Our study has a few limitations. First, the modest sample size may affect robustness and generalizability of the findings. Second, we did not conduct noninvasive evaluations of myocardial ischemia, making alternative reference methods unavailable. Also, coronary physiology assessments were not revisited following treatment of severe AS. Information on microcirculatory dysfunction, coronary flow reserve, and central venous pressure was not collected.

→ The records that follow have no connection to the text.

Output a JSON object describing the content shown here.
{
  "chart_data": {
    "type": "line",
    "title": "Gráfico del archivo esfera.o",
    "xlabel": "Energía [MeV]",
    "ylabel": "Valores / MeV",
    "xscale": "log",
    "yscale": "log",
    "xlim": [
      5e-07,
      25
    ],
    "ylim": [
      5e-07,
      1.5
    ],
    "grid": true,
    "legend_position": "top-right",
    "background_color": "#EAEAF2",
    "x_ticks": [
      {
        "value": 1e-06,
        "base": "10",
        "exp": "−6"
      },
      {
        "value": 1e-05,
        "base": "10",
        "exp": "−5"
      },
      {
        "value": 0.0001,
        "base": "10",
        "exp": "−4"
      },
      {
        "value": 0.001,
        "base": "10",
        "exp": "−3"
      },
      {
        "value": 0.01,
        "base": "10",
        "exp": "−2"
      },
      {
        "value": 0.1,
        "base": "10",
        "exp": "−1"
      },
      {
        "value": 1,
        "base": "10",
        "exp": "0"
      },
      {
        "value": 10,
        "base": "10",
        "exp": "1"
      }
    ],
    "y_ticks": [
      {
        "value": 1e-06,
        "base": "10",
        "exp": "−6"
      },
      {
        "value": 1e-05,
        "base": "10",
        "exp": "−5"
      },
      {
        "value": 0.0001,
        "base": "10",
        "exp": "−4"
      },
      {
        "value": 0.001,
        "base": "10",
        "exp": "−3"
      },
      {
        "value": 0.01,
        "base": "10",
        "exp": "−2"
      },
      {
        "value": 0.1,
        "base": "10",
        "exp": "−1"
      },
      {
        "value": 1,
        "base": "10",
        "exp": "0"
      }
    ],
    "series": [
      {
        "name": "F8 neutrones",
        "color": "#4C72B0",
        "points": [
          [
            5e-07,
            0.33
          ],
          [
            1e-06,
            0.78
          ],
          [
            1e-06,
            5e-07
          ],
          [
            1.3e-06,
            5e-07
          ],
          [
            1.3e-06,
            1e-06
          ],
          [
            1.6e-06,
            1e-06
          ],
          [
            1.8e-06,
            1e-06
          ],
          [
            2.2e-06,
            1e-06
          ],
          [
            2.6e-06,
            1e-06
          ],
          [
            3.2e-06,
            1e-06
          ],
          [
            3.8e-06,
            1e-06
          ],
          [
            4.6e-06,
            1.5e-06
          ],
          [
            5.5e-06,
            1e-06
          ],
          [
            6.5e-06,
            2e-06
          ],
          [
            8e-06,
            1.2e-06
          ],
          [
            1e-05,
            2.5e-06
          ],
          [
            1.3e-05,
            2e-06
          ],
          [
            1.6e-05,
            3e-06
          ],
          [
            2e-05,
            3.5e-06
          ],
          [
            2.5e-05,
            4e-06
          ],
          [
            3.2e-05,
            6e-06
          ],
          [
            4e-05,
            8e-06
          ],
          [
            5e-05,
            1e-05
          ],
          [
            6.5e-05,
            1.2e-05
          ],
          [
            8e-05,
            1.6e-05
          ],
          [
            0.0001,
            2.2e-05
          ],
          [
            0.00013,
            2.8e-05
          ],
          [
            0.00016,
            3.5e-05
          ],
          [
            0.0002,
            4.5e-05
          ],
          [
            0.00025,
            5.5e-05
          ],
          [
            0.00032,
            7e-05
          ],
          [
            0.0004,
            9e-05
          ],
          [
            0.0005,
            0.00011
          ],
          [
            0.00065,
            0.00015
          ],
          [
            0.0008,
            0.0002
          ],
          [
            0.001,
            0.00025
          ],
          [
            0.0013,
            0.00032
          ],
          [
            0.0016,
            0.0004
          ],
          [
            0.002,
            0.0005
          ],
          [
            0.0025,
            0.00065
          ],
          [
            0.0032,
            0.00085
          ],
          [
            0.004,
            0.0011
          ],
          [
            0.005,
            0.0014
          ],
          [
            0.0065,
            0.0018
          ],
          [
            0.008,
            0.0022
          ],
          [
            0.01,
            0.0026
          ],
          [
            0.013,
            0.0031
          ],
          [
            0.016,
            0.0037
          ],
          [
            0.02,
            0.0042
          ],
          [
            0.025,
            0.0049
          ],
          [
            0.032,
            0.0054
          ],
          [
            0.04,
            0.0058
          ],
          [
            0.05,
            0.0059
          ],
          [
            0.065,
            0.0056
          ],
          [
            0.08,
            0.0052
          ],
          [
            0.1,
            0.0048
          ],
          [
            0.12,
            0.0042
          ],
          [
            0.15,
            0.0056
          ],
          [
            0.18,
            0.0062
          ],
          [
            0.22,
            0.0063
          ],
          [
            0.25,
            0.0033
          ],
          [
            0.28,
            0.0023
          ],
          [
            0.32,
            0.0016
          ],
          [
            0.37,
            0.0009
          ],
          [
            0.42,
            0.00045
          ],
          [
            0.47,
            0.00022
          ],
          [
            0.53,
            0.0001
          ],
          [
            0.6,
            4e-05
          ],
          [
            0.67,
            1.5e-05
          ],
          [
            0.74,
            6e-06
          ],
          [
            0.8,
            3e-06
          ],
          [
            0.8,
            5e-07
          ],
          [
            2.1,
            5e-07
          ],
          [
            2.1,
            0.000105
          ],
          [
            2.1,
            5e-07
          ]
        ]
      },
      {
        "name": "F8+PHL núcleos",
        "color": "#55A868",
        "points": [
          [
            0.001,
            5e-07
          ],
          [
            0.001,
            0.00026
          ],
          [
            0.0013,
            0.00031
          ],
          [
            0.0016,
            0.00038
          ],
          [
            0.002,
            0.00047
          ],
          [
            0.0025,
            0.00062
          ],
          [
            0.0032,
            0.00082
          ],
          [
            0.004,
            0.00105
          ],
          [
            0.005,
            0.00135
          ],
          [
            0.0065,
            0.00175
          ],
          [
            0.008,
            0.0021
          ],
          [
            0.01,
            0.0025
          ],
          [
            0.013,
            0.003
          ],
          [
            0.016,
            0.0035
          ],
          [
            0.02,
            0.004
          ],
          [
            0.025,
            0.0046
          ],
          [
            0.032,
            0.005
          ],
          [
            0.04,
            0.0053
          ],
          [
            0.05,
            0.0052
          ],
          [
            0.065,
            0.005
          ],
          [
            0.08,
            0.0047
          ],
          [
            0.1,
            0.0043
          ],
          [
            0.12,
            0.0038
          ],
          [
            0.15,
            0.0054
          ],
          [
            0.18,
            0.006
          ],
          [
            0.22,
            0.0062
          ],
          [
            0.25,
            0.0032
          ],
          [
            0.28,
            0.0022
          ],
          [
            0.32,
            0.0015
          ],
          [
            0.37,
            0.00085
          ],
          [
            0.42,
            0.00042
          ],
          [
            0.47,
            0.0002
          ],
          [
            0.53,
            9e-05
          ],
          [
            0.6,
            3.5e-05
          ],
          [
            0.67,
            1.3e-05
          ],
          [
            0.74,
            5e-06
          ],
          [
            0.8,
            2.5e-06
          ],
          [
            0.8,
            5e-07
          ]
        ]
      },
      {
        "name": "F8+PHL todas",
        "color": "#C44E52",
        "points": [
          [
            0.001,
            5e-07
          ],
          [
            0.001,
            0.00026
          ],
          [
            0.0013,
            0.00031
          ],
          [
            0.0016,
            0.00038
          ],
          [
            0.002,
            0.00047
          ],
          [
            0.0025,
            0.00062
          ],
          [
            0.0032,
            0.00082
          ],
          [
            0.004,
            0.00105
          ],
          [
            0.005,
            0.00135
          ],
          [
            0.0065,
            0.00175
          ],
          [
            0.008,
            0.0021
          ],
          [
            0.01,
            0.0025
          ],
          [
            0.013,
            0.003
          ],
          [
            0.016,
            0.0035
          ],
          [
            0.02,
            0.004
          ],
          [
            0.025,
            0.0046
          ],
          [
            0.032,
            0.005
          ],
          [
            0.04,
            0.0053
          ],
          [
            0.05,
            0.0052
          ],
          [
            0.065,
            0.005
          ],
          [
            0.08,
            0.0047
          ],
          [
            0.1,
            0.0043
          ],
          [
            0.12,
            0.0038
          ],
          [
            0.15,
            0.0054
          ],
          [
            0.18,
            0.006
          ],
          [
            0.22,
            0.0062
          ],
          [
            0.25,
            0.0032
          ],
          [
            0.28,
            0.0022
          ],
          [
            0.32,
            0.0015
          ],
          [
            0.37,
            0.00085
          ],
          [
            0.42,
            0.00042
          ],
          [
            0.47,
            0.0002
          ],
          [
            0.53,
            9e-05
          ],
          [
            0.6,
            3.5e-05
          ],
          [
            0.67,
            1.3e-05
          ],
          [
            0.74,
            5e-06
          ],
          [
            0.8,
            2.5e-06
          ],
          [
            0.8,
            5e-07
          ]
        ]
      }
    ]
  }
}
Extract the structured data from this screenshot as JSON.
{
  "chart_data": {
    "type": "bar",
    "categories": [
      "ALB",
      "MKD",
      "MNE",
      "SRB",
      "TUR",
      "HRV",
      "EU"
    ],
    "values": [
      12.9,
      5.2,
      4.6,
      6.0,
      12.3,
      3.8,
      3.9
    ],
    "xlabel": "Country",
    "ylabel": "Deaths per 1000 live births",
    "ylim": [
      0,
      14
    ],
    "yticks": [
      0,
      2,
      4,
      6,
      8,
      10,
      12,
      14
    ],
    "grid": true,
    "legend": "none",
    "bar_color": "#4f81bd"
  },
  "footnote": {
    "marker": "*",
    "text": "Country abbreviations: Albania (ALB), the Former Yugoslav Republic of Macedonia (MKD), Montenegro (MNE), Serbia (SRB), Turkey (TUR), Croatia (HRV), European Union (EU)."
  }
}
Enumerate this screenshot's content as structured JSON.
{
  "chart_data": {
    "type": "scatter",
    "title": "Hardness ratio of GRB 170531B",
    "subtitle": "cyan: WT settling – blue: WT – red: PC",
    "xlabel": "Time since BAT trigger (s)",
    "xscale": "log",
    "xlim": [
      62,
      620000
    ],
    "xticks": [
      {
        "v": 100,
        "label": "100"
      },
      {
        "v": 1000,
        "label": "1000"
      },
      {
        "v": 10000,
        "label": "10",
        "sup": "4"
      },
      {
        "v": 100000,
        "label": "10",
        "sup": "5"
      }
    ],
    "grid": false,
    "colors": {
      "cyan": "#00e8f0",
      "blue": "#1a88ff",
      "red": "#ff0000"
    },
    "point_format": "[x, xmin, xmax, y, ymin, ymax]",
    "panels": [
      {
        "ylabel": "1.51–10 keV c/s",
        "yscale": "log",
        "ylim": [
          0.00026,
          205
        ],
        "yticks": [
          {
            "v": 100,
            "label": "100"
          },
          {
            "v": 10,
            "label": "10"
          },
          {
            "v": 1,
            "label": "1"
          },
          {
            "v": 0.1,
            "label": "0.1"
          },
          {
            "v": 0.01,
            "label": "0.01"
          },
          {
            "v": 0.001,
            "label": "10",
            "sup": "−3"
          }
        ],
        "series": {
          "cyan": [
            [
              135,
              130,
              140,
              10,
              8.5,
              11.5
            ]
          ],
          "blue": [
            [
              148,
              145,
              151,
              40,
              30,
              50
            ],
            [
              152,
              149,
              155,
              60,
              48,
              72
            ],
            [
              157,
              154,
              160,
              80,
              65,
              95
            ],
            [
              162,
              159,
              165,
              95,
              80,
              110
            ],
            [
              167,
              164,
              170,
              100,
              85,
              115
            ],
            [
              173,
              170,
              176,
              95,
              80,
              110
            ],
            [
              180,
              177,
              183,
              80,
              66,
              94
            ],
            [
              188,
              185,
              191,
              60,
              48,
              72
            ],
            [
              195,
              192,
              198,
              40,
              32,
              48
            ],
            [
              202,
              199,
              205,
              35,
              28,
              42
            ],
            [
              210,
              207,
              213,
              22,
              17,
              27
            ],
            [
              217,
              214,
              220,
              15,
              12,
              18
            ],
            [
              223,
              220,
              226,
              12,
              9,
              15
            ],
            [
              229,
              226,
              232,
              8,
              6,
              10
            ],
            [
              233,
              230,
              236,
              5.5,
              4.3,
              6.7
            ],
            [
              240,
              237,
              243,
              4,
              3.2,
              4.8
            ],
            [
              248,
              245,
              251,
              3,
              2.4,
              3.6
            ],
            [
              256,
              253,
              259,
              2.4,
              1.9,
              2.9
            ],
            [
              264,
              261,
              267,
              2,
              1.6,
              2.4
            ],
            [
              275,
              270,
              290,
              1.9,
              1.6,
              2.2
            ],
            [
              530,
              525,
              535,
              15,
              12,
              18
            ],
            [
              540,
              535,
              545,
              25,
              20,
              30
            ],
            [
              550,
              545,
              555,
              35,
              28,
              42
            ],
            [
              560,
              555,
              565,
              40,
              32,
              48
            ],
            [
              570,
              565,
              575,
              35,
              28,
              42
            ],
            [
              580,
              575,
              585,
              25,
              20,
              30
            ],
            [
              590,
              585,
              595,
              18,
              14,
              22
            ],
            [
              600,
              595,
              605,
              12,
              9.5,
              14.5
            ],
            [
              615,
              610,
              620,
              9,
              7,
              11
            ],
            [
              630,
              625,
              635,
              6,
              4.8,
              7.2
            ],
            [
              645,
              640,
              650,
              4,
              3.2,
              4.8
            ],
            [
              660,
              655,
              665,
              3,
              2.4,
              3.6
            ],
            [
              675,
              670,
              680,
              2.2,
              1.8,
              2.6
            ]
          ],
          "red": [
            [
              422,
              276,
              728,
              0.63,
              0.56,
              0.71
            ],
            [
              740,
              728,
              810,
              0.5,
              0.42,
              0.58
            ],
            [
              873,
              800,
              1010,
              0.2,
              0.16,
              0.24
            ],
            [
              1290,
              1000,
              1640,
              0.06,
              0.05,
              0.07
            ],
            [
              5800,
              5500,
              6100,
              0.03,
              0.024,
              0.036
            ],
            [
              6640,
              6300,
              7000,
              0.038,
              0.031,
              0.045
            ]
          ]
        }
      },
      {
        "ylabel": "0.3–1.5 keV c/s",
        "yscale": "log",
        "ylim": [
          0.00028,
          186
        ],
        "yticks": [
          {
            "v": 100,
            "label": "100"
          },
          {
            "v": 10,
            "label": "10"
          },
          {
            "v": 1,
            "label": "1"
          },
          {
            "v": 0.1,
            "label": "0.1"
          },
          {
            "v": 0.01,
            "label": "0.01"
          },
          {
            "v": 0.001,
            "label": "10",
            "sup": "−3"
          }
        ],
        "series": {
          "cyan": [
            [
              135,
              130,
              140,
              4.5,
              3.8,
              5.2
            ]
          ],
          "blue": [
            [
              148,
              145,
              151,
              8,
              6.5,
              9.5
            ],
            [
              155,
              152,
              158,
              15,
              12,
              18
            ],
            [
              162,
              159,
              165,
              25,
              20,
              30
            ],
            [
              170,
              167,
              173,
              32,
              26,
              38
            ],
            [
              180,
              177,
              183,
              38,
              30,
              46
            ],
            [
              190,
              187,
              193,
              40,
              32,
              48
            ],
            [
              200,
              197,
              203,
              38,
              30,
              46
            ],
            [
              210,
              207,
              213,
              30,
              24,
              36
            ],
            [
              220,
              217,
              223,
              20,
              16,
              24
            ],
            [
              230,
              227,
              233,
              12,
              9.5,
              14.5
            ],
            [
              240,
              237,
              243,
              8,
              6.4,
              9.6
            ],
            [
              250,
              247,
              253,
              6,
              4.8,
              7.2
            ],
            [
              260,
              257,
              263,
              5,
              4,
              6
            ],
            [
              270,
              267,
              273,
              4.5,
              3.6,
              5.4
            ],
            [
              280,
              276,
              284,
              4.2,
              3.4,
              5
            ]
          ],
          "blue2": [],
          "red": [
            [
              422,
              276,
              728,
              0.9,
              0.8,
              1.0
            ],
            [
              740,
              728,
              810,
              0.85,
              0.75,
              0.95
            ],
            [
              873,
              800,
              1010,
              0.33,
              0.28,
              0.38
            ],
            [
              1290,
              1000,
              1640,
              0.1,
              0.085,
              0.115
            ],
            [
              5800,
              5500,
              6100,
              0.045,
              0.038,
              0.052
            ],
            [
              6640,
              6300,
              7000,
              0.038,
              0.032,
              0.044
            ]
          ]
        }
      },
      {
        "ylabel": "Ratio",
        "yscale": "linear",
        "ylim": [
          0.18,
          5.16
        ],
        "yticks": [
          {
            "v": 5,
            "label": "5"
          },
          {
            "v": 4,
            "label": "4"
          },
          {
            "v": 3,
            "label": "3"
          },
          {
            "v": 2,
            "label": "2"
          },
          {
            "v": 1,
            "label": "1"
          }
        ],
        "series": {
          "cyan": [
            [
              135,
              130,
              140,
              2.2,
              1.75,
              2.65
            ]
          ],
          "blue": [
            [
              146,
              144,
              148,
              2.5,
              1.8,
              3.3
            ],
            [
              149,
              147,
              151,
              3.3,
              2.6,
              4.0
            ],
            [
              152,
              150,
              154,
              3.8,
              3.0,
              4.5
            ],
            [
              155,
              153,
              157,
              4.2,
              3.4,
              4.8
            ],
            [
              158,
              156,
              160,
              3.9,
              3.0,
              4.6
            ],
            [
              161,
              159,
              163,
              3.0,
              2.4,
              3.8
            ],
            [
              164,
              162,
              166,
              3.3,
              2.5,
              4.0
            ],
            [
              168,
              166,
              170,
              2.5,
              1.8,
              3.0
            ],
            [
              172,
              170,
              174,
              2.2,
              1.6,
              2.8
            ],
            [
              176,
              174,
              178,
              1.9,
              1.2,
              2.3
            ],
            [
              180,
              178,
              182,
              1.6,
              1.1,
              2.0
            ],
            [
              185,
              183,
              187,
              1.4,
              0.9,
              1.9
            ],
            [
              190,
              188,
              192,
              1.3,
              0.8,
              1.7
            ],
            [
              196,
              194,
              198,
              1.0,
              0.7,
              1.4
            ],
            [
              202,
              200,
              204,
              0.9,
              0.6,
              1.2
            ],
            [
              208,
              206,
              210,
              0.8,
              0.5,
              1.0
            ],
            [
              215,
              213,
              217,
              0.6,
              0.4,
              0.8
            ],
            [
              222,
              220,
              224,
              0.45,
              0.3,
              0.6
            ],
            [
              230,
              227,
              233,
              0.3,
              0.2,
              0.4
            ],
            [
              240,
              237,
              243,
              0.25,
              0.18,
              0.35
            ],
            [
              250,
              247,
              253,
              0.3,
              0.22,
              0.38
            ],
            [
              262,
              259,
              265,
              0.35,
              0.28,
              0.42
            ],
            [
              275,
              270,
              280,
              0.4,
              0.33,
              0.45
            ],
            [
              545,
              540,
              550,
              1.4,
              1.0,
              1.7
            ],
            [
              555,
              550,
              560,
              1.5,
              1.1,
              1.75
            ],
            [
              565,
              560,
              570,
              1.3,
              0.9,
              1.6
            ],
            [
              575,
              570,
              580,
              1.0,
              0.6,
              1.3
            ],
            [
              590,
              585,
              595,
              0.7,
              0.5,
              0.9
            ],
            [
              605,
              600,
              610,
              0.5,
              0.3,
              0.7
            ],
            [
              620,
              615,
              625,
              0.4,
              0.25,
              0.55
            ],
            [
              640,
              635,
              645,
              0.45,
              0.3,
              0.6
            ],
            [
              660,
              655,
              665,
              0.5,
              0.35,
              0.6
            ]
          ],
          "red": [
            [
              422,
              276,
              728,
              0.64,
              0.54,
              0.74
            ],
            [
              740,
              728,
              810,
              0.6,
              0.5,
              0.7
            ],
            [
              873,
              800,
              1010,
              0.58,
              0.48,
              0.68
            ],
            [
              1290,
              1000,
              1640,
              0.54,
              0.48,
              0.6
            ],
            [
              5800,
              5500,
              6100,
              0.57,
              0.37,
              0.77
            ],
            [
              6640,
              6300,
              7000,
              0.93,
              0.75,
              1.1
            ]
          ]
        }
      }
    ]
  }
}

Furthermore, coronary pressure pullbacks were not conducted, preventing pullback pressure gradient calculations essential for characterizing the diffuse disease seen in CKD patients.

Conclusions

In the patients with severe AS, FFR aligns closely with iFR. Nonetheless, the ideal FFR threshold for identifying significant ischemia (iFR ≤0.89) may differ from the standard cutoff of FFR equal to or below 0.80. Importantly, the presence of CKD did not alter this threshold.